Wolfgang Ruf Collection

Une villa au bord du lac des Quatre Cantons, au cœur des Alpes suisses, accueille une collection étonnante : plus de 200 kimonos aux motifs martiaux y sont conservés, reflet de 50 ans de guerre au Japon. Son propriétaire: le marchand d’art Wolfgang Ruf.

«La première fois que je suis tombé sur un catalogue au sujet des kimonos de guerre, j’ai été fasciné, c’était comme un coup de foudre. Je ne savais pas du tout qu’ils existaient. Etant d’origine allemande, j’ai toujours eu un sentiment de culpabilité par rapport à la Deuxième guerre mondiale et il est inimaginable pour moi de porter de tels vêtements de propagande. J’ai donc décidé de les collectionner», explique à swissinfo.ch Wolfgang Ruf, 63 ans, marchand d’art à Beckenried, près de Lucerne.

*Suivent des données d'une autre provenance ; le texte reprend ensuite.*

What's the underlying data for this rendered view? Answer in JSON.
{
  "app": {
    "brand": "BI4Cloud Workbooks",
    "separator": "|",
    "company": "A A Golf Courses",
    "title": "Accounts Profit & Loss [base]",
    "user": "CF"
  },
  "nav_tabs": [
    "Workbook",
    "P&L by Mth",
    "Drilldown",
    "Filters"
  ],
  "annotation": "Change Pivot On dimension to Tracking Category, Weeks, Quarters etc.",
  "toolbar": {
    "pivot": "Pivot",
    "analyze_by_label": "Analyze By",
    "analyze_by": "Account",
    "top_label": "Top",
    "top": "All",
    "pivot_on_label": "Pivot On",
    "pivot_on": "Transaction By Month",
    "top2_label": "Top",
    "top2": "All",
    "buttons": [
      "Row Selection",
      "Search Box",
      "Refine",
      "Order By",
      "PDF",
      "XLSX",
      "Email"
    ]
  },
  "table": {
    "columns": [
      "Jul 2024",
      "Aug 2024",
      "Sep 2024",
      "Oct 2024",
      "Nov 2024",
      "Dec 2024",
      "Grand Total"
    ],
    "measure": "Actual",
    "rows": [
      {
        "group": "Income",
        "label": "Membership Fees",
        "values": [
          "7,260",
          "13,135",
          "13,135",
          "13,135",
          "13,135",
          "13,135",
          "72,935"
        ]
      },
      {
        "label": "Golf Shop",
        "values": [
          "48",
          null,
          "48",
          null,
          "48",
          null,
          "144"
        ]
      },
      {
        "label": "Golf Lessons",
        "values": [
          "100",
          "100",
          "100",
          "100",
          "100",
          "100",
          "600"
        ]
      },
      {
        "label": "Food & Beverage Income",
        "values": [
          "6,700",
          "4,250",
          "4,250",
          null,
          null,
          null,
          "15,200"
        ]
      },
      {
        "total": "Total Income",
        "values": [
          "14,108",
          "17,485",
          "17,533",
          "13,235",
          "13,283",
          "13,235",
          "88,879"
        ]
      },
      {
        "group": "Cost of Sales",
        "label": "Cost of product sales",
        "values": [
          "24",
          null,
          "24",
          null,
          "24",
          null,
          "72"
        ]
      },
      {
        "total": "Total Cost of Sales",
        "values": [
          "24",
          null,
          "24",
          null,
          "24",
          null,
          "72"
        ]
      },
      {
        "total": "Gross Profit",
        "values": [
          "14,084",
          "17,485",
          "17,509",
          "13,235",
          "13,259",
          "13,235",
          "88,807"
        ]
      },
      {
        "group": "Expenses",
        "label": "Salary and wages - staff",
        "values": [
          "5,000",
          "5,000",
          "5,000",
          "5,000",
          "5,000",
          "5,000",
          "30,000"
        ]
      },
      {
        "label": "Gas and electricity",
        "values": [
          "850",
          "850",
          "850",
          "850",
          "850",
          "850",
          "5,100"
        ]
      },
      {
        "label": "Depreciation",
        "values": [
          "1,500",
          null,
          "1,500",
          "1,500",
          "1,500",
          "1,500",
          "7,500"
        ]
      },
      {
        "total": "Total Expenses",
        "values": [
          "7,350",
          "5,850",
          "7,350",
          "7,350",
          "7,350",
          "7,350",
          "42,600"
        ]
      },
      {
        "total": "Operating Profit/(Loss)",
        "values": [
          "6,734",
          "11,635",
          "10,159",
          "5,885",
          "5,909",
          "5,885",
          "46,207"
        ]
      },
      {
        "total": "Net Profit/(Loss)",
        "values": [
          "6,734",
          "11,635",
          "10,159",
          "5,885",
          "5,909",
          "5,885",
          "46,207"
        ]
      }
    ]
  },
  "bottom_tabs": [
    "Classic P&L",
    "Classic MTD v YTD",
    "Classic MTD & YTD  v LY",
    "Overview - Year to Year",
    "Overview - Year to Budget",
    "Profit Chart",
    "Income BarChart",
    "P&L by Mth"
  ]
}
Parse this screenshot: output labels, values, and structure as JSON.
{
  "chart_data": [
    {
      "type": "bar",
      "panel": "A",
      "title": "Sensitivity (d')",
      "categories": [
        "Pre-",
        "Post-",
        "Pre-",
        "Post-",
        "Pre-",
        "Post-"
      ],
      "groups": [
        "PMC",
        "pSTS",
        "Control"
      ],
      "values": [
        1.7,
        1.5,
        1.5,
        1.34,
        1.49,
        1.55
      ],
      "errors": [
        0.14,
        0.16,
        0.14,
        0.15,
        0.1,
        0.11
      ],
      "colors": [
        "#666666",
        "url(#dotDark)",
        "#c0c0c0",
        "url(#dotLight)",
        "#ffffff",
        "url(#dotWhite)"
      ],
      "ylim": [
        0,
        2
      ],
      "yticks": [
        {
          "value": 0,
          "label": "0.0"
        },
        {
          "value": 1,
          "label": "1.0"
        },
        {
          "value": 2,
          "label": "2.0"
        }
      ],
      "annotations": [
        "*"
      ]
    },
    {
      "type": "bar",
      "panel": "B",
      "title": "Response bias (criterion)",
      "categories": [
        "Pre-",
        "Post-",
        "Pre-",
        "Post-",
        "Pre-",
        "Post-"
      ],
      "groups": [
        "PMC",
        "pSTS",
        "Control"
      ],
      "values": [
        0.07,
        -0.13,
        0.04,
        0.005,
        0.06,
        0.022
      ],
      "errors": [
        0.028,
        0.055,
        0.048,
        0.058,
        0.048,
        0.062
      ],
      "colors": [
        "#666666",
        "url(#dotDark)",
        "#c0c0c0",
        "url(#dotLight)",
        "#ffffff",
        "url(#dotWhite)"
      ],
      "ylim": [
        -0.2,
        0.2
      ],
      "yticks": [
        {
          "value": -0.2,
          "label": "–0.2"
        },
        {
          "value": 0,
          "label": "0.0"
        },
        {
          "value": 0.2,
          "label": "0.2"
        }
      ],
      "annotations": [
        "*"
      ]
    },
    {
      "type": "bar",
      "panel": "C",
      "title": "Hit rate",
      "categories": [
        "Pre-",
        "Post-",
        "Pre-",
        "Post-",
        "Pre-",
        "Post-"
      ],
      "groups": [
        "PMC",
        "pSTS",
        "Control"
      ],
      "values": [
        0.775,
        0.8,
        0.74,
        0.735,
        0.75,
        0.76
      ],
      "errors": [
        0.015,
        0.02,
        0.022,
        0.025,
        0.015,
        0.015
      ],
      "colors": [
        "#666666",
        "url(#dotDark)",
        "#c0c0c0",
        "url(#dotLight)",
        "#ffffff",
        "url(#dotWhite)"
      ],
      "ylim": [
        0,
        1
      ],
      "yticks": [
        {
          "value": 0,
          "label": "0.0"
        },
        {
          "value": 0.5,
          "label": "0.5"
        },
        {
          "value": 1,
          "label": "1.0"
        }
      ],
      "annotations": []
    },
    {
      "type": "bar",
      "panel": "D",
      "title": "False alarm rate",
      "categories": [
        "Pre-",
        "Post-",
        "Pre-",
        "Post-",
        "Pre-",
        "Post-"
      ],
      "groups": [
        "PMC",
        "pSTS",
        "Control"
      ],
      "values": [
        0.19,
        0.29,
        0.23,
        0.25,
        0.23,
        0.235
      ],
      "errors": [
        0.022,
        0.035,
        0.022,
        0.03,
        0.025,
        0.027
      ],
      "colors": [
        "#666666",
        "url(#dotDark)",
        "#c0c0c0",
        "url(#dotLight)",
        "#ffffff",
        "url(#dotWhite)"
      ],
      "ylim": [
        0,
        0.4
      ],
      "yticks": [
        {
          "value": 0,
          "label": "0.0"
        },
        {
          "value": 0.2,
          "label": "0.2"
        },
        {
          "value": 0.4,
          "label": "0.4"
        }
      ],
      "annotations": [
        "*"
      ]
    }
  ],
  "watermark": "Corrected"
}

Wolfgang Ruf a employé ces trois dernières années pour rassembler sa collection. Avions et navires de guerre, scènes d’attaque, même celle de « Pearl Harbor » : les dessins sont si détaillés qu’on peut identifier les armes sur des livres de guerre. « C’est une véritable encyclopédie des armes de guerre japonaises », s’exclame le collectionneur.

Ces kimonos lui font aussi découvrir des aspects de la guerre de son pays, l’Allemagne. « Sur cette aile,  il est marqué D-U KYM. C’est un avion envoyé au Japon par Hitler : c’est une vraie histoire que j’ai retrouvée sur Internet», explique-t-il d’une voix excitée, pointant un avion sur un kimono.

Wolfgang Ruf est un des principaux marchands de vêtements et de tissus européens (15e-20e siècles).  Il a récemment vendu 400 pièces de vêtements avec un autre collectionneur suisse, Martin Kamer, au Los Angeles County Museum of Art. La collection Kamer – Ruf a été exposée il y a un mois à Paris, suscitant un large écho.

« Les vêtements anciens sont beaux en tant que tels mais ils racontent aussi le contexte social, culturel, économique et politique dans lequel ils ont été portés.

Le kimono est le vêtement de tous les jours au Japon jusqu’à la fin de l’époque de Taisho (1912-26). Dès la fin de la deuxième guerre mondiale, il est porté aux occasions formelles comme les cérémonies du thé ou pour Nouvel-An.

Les motifs sont (surtout pour les femmes) les fleurs, les oiseaux, les paysages, les nuages et la neige.

D’après la professeure Yoshiko Inui, les kimonos martiaux se distinguent selon les trois périodes de guerres suivantes:

Guerre sino-japonaise (1894-95)

Ce conflit n’ayant pas donné lieu à de reportages photographiques, les artisans du kimono ont dessiné des scènes de guerre ou des armes sur la base de leur imagination. Ces motifs sont  appelés « Nishikie » (estampes japonaises).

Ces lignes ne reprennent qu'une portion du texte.